It is noteworthy to reinforce that the mapping between the probabilities of N(t) and \(\bar{\mathbf{N}}(t)\) is not bijective: in this special simple case that we are studying, we did not have distinct N(t) that could generate \(\bar{\mathbf{N}}(t)\), but as t increases, this is likely to happen quite frequently. This process is repeated for a sufficiently large t or until the system converges to a quasi-stationary state \(\bar{\mathbf{N}}(t)\). A detailed look at the system’s behavior that we have derived suggests that (10.19) holds for every t ≥ 1, and particles 1 and 2 will visit vertex 3 with period 2. Hence, this shows the overlapping nature of vertex 3, as it can be naturally stated only by the topological structure of the graph. Ideally, for networks with presence of distinct classes, \(\bar{\mathbf{N}}(t)\) varies as we iterate the dynamical system. We can then check the most probable classification of each of the vertices by looking at the domination levels of those particles with highest probability \(P\left (\bar{\mathbf{N}}\right )\) in the corresponding rows of each vertex.

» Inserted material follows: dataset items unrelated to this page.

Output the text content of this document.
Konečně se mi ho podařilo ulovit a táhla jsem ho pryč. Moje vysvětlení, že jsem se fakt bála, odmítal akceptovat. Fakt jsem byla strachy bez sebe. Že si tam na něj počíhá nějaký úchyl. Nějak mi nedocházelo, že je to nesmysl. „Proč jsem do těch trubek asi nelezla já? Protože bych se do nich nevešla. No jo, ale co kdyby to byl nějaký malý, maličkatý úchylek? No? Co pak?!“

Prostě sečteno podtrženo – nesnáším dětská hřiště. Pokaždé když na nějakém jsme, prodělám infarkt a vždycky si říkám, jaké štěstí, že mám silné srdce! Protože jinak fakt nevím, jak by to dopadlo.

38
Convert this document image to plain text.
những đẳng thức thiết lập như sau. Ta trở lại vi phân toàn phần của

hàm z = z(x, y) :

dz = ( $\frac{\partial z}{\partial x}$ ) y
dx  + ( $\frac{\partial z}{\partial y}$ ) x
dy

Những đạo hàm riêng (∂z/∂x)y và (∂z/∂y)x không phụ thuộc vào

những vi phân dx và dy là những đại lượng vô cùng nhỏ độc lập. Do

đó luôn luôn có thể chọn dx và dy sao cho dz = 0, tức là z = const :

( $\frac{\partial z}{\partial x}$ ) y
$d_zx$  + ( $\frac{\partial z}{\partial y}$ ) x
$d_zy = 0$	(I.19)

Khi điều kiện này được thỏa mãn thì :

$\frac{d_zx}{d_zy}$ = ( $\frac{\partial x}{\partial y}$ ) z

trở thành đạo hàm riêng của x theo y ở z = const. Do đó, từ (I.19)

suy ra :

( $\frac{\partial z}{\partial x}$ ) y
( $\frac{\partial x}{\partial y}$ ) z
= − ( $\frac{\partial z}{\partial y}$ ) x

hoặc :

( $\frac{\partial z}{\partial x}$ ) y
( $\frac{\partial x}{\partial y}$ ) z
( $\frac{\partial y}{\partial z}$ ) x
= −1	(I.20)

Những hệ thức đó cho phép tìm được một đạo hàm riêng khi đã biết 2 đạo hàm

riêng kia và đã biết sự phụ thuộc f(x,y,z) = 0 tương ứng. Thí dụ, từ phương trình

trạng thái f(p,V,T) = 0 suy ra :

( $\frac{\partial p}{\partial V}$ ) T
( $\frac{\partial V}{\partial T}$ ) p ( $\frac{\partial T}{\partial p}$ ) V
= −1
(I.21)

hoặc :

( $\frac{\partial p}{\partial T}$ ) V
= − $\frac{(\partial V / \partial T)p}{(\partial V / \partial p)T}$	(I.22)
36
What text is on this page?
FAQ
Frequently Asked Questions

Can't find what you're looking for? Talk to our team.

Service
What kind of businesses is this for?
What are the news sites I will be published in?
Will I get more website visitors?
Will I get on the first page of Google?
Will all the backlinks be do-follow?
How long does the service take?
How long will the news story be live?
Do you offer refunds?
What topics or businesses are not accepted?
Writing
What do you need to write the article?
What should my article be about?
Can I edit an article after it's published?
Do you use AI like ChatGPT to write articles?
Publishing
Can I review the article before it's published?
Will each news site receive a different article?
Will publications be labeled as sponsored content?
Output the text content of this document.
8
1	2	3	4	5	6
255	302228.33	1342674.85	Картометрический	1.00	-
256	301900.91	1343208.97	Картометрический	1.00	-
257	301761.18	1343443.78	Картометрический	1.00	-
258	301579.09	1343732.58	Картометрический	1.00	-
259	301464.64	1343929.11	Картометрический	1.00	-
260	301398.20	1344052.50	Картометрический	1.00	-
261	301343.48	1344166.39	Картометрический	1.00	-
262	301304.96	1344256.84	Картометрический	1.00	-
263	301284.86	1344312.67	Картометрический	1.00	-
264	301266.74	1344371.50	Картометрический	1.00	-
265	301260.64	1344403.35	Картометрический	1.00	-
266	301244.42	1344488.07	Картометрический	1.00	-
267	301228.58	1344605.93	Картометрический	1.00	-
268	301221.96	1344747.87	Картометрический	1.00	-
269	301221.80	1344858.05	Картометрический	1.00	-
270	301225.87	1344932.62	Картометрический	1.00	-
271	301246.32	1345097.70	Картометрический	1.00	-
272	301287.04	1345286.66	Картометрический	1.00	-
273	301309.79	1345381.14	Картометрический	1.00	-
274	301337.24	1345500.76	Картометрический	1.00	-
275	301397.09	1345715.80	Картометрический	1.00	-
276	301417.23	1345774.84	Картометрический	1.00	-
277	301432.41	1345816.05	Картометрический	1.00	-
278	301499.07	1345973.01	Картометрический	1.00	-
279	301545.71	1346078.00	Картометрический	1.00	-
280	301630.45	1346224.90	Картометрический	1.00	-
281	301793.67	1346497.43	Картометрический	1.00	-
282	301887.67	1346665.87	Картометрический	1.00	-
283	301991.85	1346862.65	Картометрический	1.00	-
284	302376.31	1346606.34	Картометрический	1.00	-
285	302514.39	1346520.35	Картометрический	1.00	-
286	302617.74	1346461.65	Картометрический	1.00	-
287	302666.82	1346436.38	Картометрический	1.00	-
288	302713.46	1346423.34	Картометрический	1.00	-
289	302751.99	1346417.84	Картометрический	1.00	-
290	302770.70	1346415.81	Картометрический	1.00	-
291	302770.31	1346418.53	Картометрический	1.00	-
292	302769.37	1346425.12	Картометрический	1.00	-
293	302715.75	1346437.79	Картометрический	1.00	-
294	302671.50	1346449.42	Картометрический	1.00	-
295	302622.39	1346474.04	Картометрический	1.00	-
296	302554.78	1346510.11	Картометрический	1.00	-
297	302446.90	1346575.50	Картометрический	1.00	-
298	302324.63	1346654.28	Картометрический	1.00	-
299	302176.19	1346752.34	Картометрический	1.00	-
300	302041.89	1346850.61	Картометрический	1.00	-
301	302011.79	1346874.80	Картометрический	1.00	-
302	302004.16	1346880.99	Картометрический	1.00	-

For example, in Ref. [11], a simulation is performed to illustrate that the theoretical results really approximate the empirical behavior of the stochastic competitive model for a large number of independent runs of the algorithm. In addition, extensive numerical analyses are conducted to show the good performance of the particle competitive-cooperative model.

10.4 Numerical Analysis of the Model

In this section, we present simulation results in order to show the effectiveness of the semi-supervised particle competitive-cooperative model.

10.4.1 Simulation on a Synthetic Data Set

Here, we investigate the performance of the algorithm when applied to a network consisted of V = 15 vertices split into 3 unbalanced communities, as depicted in Fig. 10.4. K = 3 particles are inserted into the network at the initial positions p(0) = [2 8 15], meaning the first particle (representing the red or “circle” class) starts at vertex 2, the second particle (representing the blue or “square” class) starts at vertex 8, and the third particle (representing the green or “triangle” class) starts at vertex 15. All the remaining vertices in the network are initially unlabeled (in the figure, they are colored for the sake of easily identifying the classes). The competitive system is iterated until t = 1, 000 and the predicted label for each of the unlabeled vertices is given by the particle’s label that is imposing the highest domination level. Figure 10.5a–c show the evolutional behavior of the domination levels imposed by the three particles on the red or “circle” class, the blue or “square” class, and the green or “triangle” class, respectively. Specifically, from Fig. 10.5a, we can verify that red or “circle” particle dominates vertices 1–4 (red or “circle” class), due to the fact that the average domination level on these vertices approaches 1, whereas the average domination levels of the other two rival particles decay to 0. Considering Fig. 10.5b, c, we can use the same logic to confirm that the blue or “square” particle completely dominates the vertices 5–10 (blue or “square” class) and the green or “triangle” particle dominates vertices 11–15 (green or “triangle” class).

Fig. 10.4
figure 4

A simple networked data set. The red or “circle” class is composed by vertices 1–4, the blue or “square” class comprises the vertices 5–10, and the green or “triangle” class encompasses the vertices 11–15. Initially, only the vertices 2 (red or “circle” particle), 8 (blue or “square” particle), and 15 (green or “triangle” particle) are labeled

Fig. 10.5
figure 5

Evolutional behavior of the average domination level imposed by the 3 particles on the existing classes in the network. (a) Red or “circle” class (vertices 1–4). (b) Blue or “square” class (vertices 5–10). (c) Green or “triangle” class (vertices 11–15)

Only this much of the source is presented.